Annie laissa l'un de ces sourires heureux flotter sur ses lèvres. Il lui tendit sa main et elle l'attrapa vivement, avant de la serrer tendrement. Le serveur vint proposer un café au vieil homme qui accepta.

- Madeleine a du te raconter le jour de notre rencontre, me trompe-je ?

- Non, elle l'a fait. C'était une très belle rencontre.

- Le plus malheureux c'est que j'avais l'âge de faire mon service militaire. Et qu'à cause de ça, notre histoire a été mise entre parenthèses. Et lorsque je suis rentré du VIETNAM, ma sœur m'a apprit qu'elle avait trouvé un mari et qu'elle s'était mariée. Je ne suis pas allé lui souhaiter mes vœux de bonheur, ça n'aurait pas été respectueux envers ton grand-père.

- Votre amour était fort.

- Plus fort que tout. Mais mon envol pour l'armée l'a anéanti.

Le café de l'homme arriva et il remercia le serveur. Il forma un cercle de ses mains autour de sa tasse avant de souffler bruyamment.
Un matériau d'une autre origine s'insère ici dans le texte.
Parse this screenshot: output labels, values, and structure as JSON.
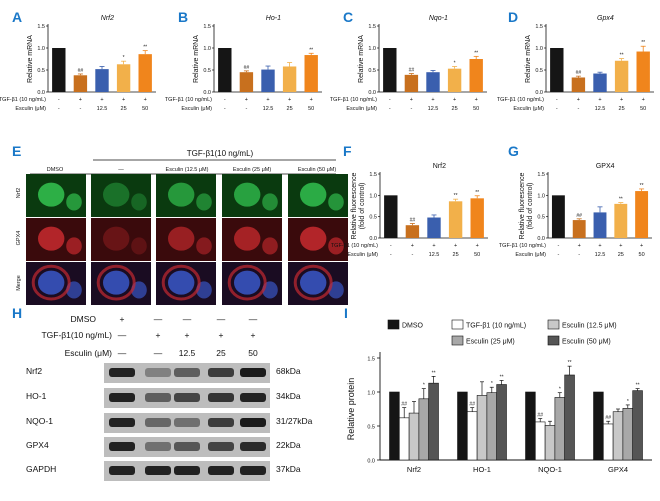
{
  "figure": {
    "panel_letters": [
      "A",
      "B",
      "C",
      "D",
      "E",
      "F",
      "G",
      "H",
      "I"
    ],
    "treatment_rows": {
      "tgf": "TGF-β1 (10 ng/mL)",
      "esculin": "Esculin (μM)",
      "tgf_marks": [
        "-",
        "+",
        "+",
        "+",
        "+"
      ],
      "esculin_marks": [
        "-",
        "-",
        "12.5",
        "25",
        "50"
      ]
    },
    "panel_e": {
      "header_condition": "TGF-β1(10 ng/mL)",
      "columns": [
        "DMSO",
        "—",
        "Esculin (12.5 μM)",
        "Esculin (25 μM)",
        "Esculin (50 μM)"
      ],
      "rows": [
        "Nrf2",
        "GPX4",
        "Merge"
      ],
      "row_colors": [
        "#22aa44",
        "#d42a2a",
        "#111111"
      ],
      "cell_colors": [
        "#0a3a0f",
        "#3a0a0c",
        "#1a0c22"
      ],
      "nucleus_colors": [
        "#2fb54a",
        "#c0282c",
        "#3a58c8"
      ]
    },
    "panel_h": {
      "rows": [
        {
          "label": "DMSO",
          "marks": [
            "+",
            "—",
            "—",
            "—",
            "—"
          ]
        },
        {
          "label": "TGF-β1(10 ng/mL)",
          "marks": [
            "—",
            "+",
            "+",
            "+",
            "+"
          ]
        },
        {
          "label": "Esculin (μM)",
          "marks": [
            "—",
            "—",
            "12.5",
            "25",
            "50"
          ]
        }
      ],
      "proteins": [
        "Nrf2",
        "HO-1",
        "NQO-1",
        "GPX4",
        "GAPDH"
      ],
      "kda": [
        "68kDa",
        "34kDa",
        "31/27kDa",
        "22kDa",
        "37kDa"
      ]
    },
    "panel_i": {
      "legend_labels": [
        "DMSO",
        "TGF-β1 (10 ng/mL)",
        "Esculin (12.5 μM)",
        "Esculin (25 μM)",
        "Esculin (50 μM)"
      ]
    }
  },
  "chart_data": [
    {
      "panel": "A",
      "type": "bar",
      "title": "Nrf2",
      "ylabel": "Relative mRNA",
      "ylim": [
        0,
        1.5
      ],
      "yticks": [
        "0.0",
        "0.5",
        "1.0",
        "1.5"
      ],
      "values": [
        1.0,
        0.38,
        0.52,
        0.63,
        0.86
      ],
      "errors": [
        0,
        0.03,
        0.06,
        0.07,
        0.08
      ],
      "annotations": [
        "",
        "##",
        "",
        "*",
        "**"
      ],
      "colors": [
        "#151515",
        "#c8701e",
        "#3a5fae",
        "#f2b04a",
        "#f0851c"
      ]
    },
    {
      "panel": "B",
      "type": "bar",
      "title": "Ho-1",
      "ylabel": "Relative mRNA",
      "ylim": [
        0,
        1.5
      ],
      "yticks": [
        "0.0",
        "0.5",
        "1.0",
        "1.5"
      ],
      "values": [
        1.0,
        0.45,
        0.51,
        0.58,
        0.84
      ],
      "errors": [
        0,
        0.03,
        0.08,
        0.09,
        0.04
      ],
      "annotations": [
        "",
        "##",
        "",
        "",
        "**"
      ],
      "colors": [
        "#151515",
        "#c8701e",
        "#3a5fae",
        "#f2b04a",
        "#f0851c"
      ]
    },
    {
      "panel": "C",
      "type": "bar",
      "title": "Nqo-1",
      "ylabel": "Relative mRNA",
      "ylim": [
        0,
        1.5
      ],
      "yticks": [
        "0.0",
        "0.5",
        "1.0",
        "1.5"
      ],
      "values": [
        1.0,
        0.39,
        0.45,
        0.53,
        0.75
      ],
      "errors": [
        0,
        0.03,
        0.04,
        0.05,
        0.06
      ],
      "annotations": [
        "",
        "##",
        "",
        "*",
        "**"
      ],
      "colors": [
        "#151515",
        "#c8701e",
        "#3a5fae",
        "#f2b04a",
        "#f0851c"
      ]
    },
    {
      "panel": "D",
      "type": "bar",
      "title": "Gpx4",
      "ylabel": "Relative mRNA",
      "ylim": [
        0,
        1.5
      ],
      "yticks": [
        "0.0",
        "0.5",
        "1.0",
        "1.5"
      ],
      "values": [
        1.0,
        0.33,
        0.42,
        0.71,
        0.92
      ],
      "errors": [
        0,
        0.03,
        0.03,
        0.05,
        0.12
      ],
      "annotations": [
        "",
        "##",
        "",
        "**",
        "**"
      ],
      "colors": [
        "#151515",
        "#c8701e",
        "#3a5fae",
        "#f2b04a",
        "#f0851c"
      ]
    },
    {
      "panel": "F",
      "type": "bar",
      "title": "Nrf2",
      "ylabel": "Relative fluorescence (fold of control)",
      "ylim": [
        0,
        1.5
      ],
      "yticks": [
        "0.0",
        "0.5",
        "1.0",
        "1.5"
      ],
      "values": [
        1.0,
        0.3,
        0.48,
        0.86,
        0.93
      ],
      "errors": [
        0,
        0.04,
        0.06,
        0.05,
        0.06
      ],
      "annotations": [
        "",
        "##",
        "",
        "**",
        "**"
      ],
      "colors": [
        "#151515",
        "#c8701e",
        "#3a5fae",
        "#f2b04a",
        "#f0851c"
      ]
    },
    {
      "panel": "G",
      "type": "bar",
      "title": "GPX4",
      "ylabel": "Relative fluorescence (fold of control)",
      "ylim": [
        0,
        1.5
      ],
      "yticks": [
        "0.0",
        "0.5",
        "1.0",
        "1.5"
      ],
      "values": [
        1.0,
        0.42,
        0.6,
        0.8,
        1.1
      ],
      "errors": [
        0,
        0.03,
        0.13,
        0.03,
        0.05
      ],
      "annotations": [
        "",
        "##",
        "",
        "**",
        "**"
      ],
      "colors": [
        "#151515",
        "#c8701e",
        "#3a5fae",
        "#f2b04a",
        "#f0851c"
      ]
    },
    {
      "panel": "I",
      "type": "bar",
      "ylabel": "Relative protein",
      "ylim": [
        0,
        1.5
      ],
      "yticks": [
        "0.0",
        "0.5",
        "1.0",
        "1.5"
      ],
      "categories": [
        "Nrf2",
        "HO-1",
        "NQO-1",
        "GPX4"
      ],
      "series": [
        {
          "name": "DMSO",
          "values": [
            1.0,
            1.0,
            1.0,
            1.0
          ],
          "errors": [
            0,
            0,
            0,
            0
          ],
          "annotations": [
            "",
            "",
            "",
            ""
          ]
        },
        {
          "name": "TGF-β1 (10 ng/mL)",
          "values": [
            0.62,
            0.71,
            0.56,
            0.53
          ],
          "errors": [
            0.15,
            0.06,
            0.05,
            0.04
          ],
          "annotations": [
            "##",
            "##",
            "##",
            "##"
          ]
        },
        {
          "name": "Esculin (12.5 μM)",
          "values": [
            0.69,
            0.95,
            0.51,
            0.71
          ],
          "errors": [
            0.17,
            0.2,
            0.06,
            0.04
          ],
          "annotations": [
            "",
            "",
            "",
            ""
          ]
        },
        {
          "name": "Esculin (25 μM)",
          "values": [
            0.9,
            0.99,
            0.92,
            0.76
          ],
          "errors": [
            0.15,
            0.08,
            0.07,
            0.05
          ],
          "annotations": [
            "*",
            "*",
            "*",
            "*"
          ]
        },
        {
          "name": "Esculin (50 μM)",
          "values": [
            1.13,
            1.11,
            1.25,
            1.02
          ],
          "errors": [
            0.1,
            0.06,
            0.13,
            0.03
          ],
          "annotations": [
            "**",
            "**",
            "**",
            "**"
          ]
        }
      ],
      "legend": "top",
      "fills": [
        "#151515",
        "#ffffff",
        "#c8c8c8",
        "#a8a8a8",
        "#555555"
      ]
    }
  ]
}
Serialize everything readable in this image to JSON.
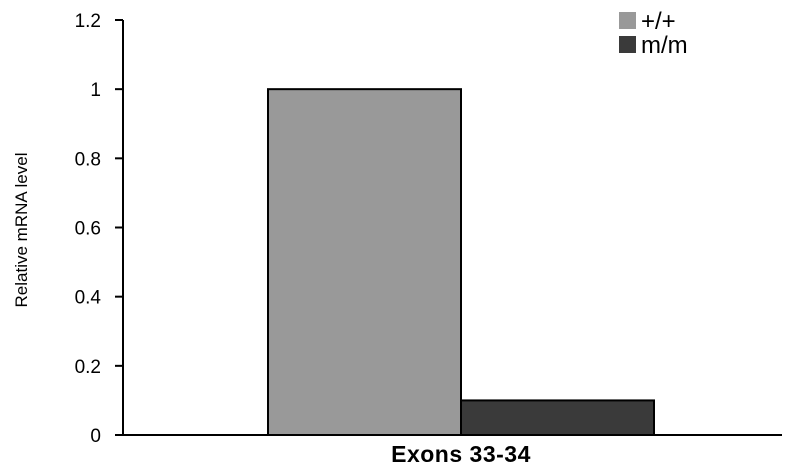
{
  "chart_data": {
    "type": "bar",
    "title": "",
    "xlabel": "",
    "ylabel": "Relative mRNA level",
    "ylim": [
      0,
      1.2
    ],
    "yticks": [
      "0",
      "0.2",
      "0.4",
      "0.6",
      "0.8",
      "1",
      "1.2"
    ],
    "categories": [
      "Exons 33-34"
    ],
    "series": [
      {
        "name": "+/+",
        "values": [
          1.0
        ],
        "color": "#999999"
      },
      {
        "name": "m/m",
        "values": [
          0.1
        ],
        "color": "#3a3a3a"
      }
    ],
    "grid": false,
    "legend": "top-right"
  }
}
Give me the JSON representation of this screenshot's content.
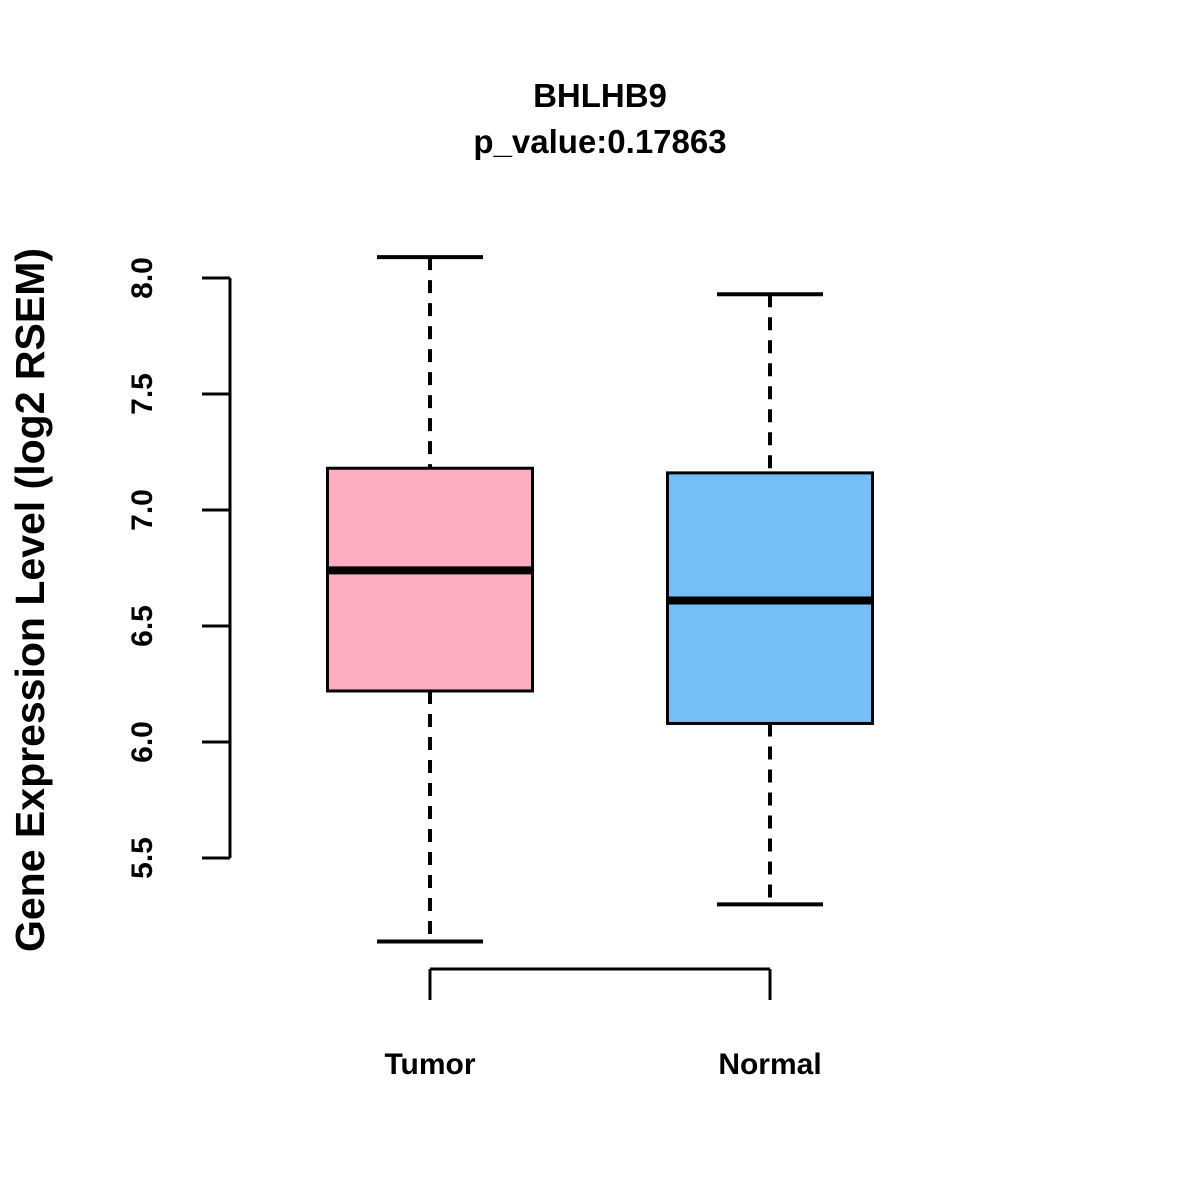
{
  "chart": {
    "title": "BHLHB9",
    "subtitle": "p_value:0.17863",
    "ylabel": "Gene Expression Level (log2 RSEM)"
  },
  "chart_data": {
    "type": "boxplot",
    "title": "BHLHB9",
    "subtitle": "p_value:0.17863",
    "xlabel": "",
    "ylabel": "Gene Expression Level (log2 RSEM)",
    "categories": [
      "Tumor",
      "Normal"
    ],
    "series": [
      {
        "name": "Tumor",
        "fill": "#FCAEC0",
        "whisker_low": 5.14,
        "q1": 6.22,
        "median": 6.74,
        "q3": 7.18,
        "whisker_high": 8.09
      },
      {
        "name": "Normal",
        "fill": "#74BFF8",
        "whisker_low": 5.3,
        "q1": 6.08,
        "median": 6.61,
        "q3": 7.16,
        "whisker_high": 7.93
      }
    ],
    "y_ticks": [
      5.5,
      6.0,
      6.5,
      7.0,
      7.5,
      8.0
    ],
    "y_tick_labels": [
      "5.5",
      "6.0",
      "6.5",
      "7.0",
      "7.5",
      "8.0"
    ],
    "ylim": [
      5.0,
      8.2
    ],
    "grid": false,
    "legend": "none",
    "box_border_color": "#000000",
    "median_color": "#000000"
  }
}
- J'aimais ta grand-mère. Ne crois pas le contraire. Mais si je voulais avoir des enfants avec elle, il fallait que j'assure notre avenir. Il fallait que je parte et je connaissais les risques, je savais que lorsque je rentrerai, elle aurait peut-être trouvé un mari. Mais j'ai été très heureux d'apprendre qu'elle avait trouvé le bonheur auprès de quelqu'un d'autre. Et qu'elle avait des enfants.

- Ne vous en faites pas, je comprends, du moins je m'en efforce. Quand on aime, parfois il faut savoir laisser partir la personne qu'on aime pour la voir heureuse.

- C'est tout à fait ça, Annie.

Annie sourit. Elle baissa la tête, cherchant l'heure des yeux. Il était tard, Simon devait être rentré du travail, elle devait le rejoindre à la maison.

- Je suis navrée Charles, mais je suis attendue chez moi. Je vous vois le vingt-quatre alors ? A six heures et demie, chez mamie. Connaissez-vous l'adresse ?

- Ne t'en fais pas, jeune fille, je sais où elle réside. Je serai là, avec des cadeaux plein les bras.

- Au revoir.

Ils se sourirent et elle sortit dans la nuit, brisant le silence de la rue avec le bruit strident de ses semelles sur les pavés.